# Would Grease Work in a Honda HS50 Auger Tranny?



## orangputeh (Nov 24, 2016)

Those of you who have a Honda HS50 snowblower know that the auger gearbox is a closed system and does not have a drain/fill plug like all other Honda snowblowers.

I have a HS50 and was thinking if it would be okay to install a grease zerk and just pump in some grease for this gear case? I think it calls for 75-90W oil but wonder if grease would also work.

The only way to determine if there is any oil in this gearbox is to dismantle it. This machine is 35 years old plus and have no idea if seals have leaked out oil over the years.

I see that the seals are still available but just wondering if i can use grease instead.

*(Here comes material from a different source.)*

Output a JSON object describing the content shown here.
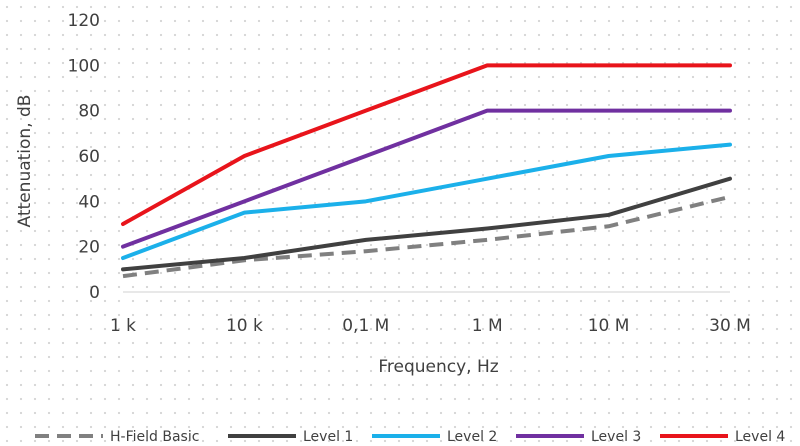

Thanks in advance for your input.

???


----------



## nwcove (Mar 2, 2015)

should be no issues with using some 00 grease, but i would also drill and tap a vent hole to open when you fill it. put a plug in the vent hole when filled . 
with no vent and a zerk, you run a strong risk of blowing out the seals


----------



## 2.137269 (Nov 15, 2019)

i wouldn't. if it calls from gear oil than it most likely has needle bearings inside and the grease won't get to them . 
if it's apart for seals why not drill and tap for a 1/8th npt fill and drain dead bottom and about 1/2 way up


----------



## YSHSfan (Jun 25, 2014)

I’m not that familiar with the older HS series, but perhaps it has only one (drain/fill) plug at the bottom (like older Yamahas do)?
If that’s the case you drain them as usual but fill them in ‘service position’


----------



## orangputeh (Nov 24, 2016)

YSHSfan said:


> I’m not that familiar with the older HS series, but perhaps it has only one (drain/fill) plug at the bottom (like older Yamahas do)?
> If that’s the case you drain them as usual but fill them in ‘service position’


on the 50 it is a completely closed unit. fortunately Honda improved on the design in all later models with drain/fill plugs.


----------